SIBS-Novo Nordisk Translational Research Centre for PreDiabetes, Shanghai Institutes for Biological Sciences, Shanghai, China.
IET Syst Biol. 2012 Feb;6(1):22-33. doi: 10.1049/iet-syb.2010.0052.
Complex diseases are commonly believed to be caused by the breakdown of several correlated genes rather than individual genes. The availability of genome-wide data of high-throughput experiments provides us with new opportunity to explore this hypothesis by analysing the disease-related biomolecular networks, which are expected to bridge genotypes and disease phenotypes and further reveal the biological mechanisms of complex diseases. In this study, the authors review the existing network biology efforts to study complex diseases, such as breast cancer, diabetes and Alzheimer's disease, using high-throughput data and computational tools. Specifically, the authors categorise these existing methods into several classes based on the research topics, that is, disease genes, dysfunctional pathways, network signatures and drug-target networks.
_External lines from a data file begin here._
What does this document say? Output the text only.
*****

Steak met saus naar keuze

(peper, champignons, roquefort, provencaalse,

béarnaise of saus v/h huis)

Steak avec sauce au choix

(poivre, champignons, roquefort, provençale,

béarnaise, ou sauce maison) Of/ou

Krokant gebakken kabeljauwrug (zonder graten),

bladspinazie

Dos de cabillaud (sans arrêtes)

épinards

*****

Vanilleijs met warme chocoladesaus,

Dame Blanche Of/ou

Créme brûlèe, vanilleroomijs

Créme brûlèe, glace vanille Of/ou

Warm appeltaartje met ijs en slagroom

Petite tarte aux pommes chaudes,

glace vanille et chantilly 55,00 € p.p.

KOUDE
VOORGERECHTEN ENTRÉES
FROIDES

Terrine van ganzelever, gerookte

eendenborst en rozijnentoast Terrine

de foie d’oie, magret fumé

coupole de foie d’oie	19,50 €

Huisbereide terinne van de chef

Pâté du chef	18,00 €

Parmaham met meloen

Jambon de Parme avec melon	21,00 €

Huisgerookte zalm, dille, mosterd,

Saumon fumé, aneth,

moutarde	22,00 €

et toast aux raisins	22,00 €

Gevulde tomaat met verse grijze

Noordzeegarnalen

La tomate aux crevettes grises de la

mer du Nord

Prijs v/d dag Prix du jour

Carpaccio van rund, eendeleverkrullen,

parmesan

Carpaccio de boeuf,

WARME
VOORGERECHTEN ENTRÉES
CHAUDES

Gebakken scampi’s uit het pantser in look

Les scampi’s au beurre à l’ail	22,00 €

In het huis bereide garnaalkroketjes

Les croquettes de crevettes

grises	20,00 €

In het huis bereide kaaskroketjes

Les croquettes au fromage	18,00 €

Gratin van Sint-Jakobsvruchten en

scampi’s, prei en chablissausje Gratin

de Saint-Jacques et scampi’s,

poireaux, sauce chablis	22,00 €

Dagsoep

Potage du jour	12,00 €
The authors also summarise the pros and cons of those methods from both computation and application perspectives, and further discuss research trends and future topics of this promising field.
复杂疾病通常被认为是由几个相关基因的崩溃而不是单个基因引起的。全基因组高通量实验数据的可用性为我们提供了新的机会,通过分析与疾病相关的生物分子网络来探索这一假设,这些网络有望连接基因型和疾病表型,并进一步揭示复杂疾病的生物学机制。在这项研究中,作者综述了使用高通量数据和计算工具研究复杂疾病(如乳腺癌、糖尿病和阿尔茨海默病)的现有网络生物学研究进展。具体而言,作者根据研究主题将这些现有方法分为几类,即疾病基因、功能失调途径、网络特征和药物靶点网络。作者还从计算和应用的角度总结了这些方法的优缺点,并进一步讨论了该领域的研究趋势和未来课题。